Emails are a good idea if you feel like calling or texting her is invading her privacy in any way or if you don’t have frequent phone calls. It’s still important to let her know you are thinking about her, and it only takes a few minutes to send a quick photo with a short update.
Give a Gift
Communicating with your birthmother might seem hard or awkward at first, but a thoughtful gift, such as an adoption journal, is a wonderful gift to nurture your relationship. Consider creating a scrapbook or album with photos and short stories about the time you’ve known one another thus far, including when the baby was born. You can leave pages blank for her to fill in with updates and photos you send as the baby grows.
Family Website & Social Media
Another great way to communicate with your birthmother and keep her updated is to create a website, blog, or private social media group where you can post family photos and updates about your baby and share it with her. If you create a website or blog, it can also serve as something you can share with the rest of your family as well.
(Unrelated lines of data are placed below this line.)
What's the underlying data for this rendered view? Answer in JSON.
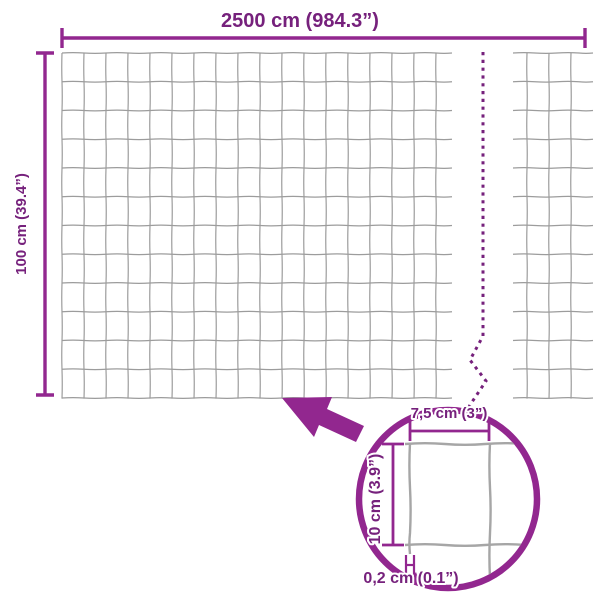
{
  "diagram": {
    "labels": {
      "width": "2500 cm (984.3”)",
      "height": "100 cm (39.4”)",
      "cell_width": "7,5 cm (3”)",
      "cell_height": "10 cm (3.9”)",
      "wire_thickness": "0,2 cm (0.1”)"
    },
    "colors": {
      "accent_line": "#92278F",
      "accent_text": "#76217C",
      "mesh_line": "#9C9C9C",
      "wire_line": "#A6A6A6",
      "background": "#FFFFFF"
    },
    "mesh": {
      "rows": 12,
      "left_section_columns": 17,
      "right_section_columns": 3
    }
  }
}
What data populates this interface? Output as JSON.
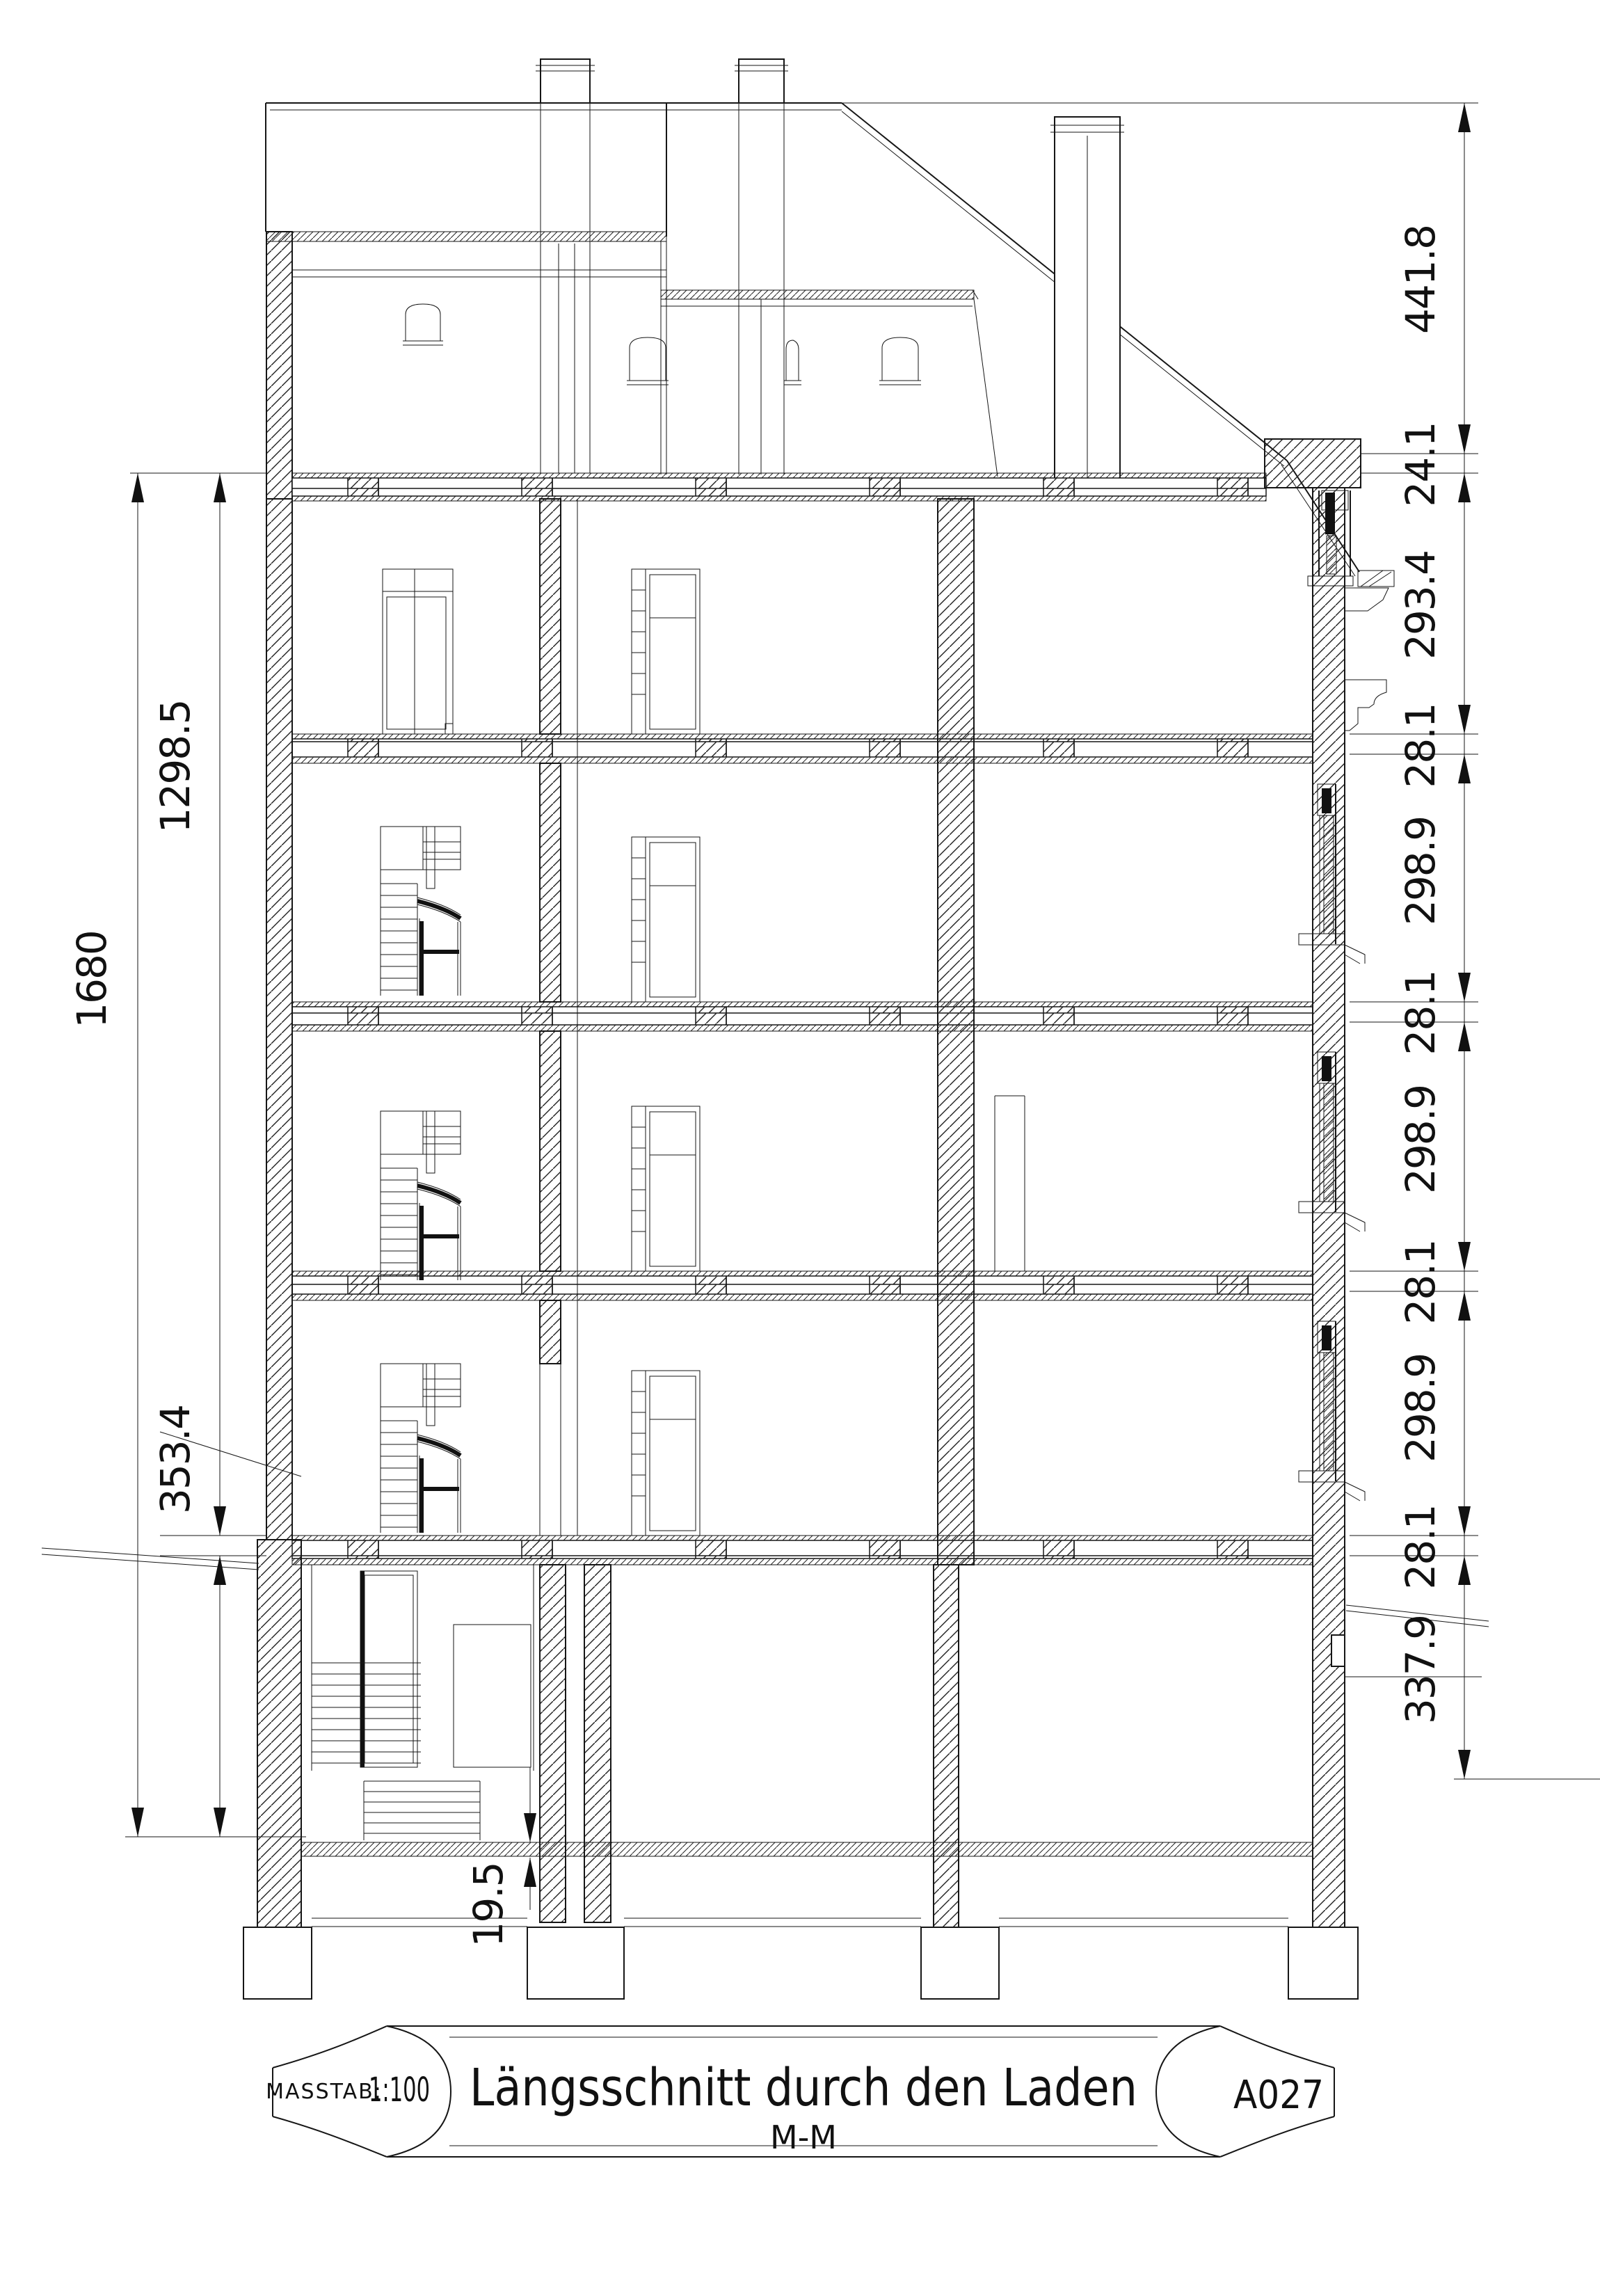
{
  "title_block": {
    "scale_label": "MASSTAB:",
    "scale_value": "1:100",
    "title": "Längsschnitt durch den Laden",
    "section_mark": "M-M",
    "sheet_number": "A027"
  },
  "dimensions": {
    "right_chain": [
      "441.8",
      "24.1",
      "293.4",
      "28.1",
      "298.9",
      "28.1",
      "298.9",
      "28.1",
      "298.9",
      "28.1",
      "337.9"
    ],
    "left_chain": {
      "total": "1680",
      "upper": "1298.5",
      "ground": "353.4",
      "slab": "19.5"
    }
  }
}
Send cards, letters, and photos to share your baby’s milestones, like crawling, walking, or talking. You can also share with her important times in your baby’s life, like birthdays, outings, and sports and activity events, and school events. Also consider taking videos of certain special moments and occasions and sending them to her. Not all communication has to be serious. Don’t forget to share funny stories from day-to-day life, habits your child is developing, or new favorites he or she has.
Child art projects and drawings are adorable and she will likely enjoy seeing some of those. Consider setting aside a couple of these a year and sending them to your birthmother. Handprint and footprint art is always a fun project for example. Once your child grows old enough, perhaps he or she can even create something special just for your birthmother.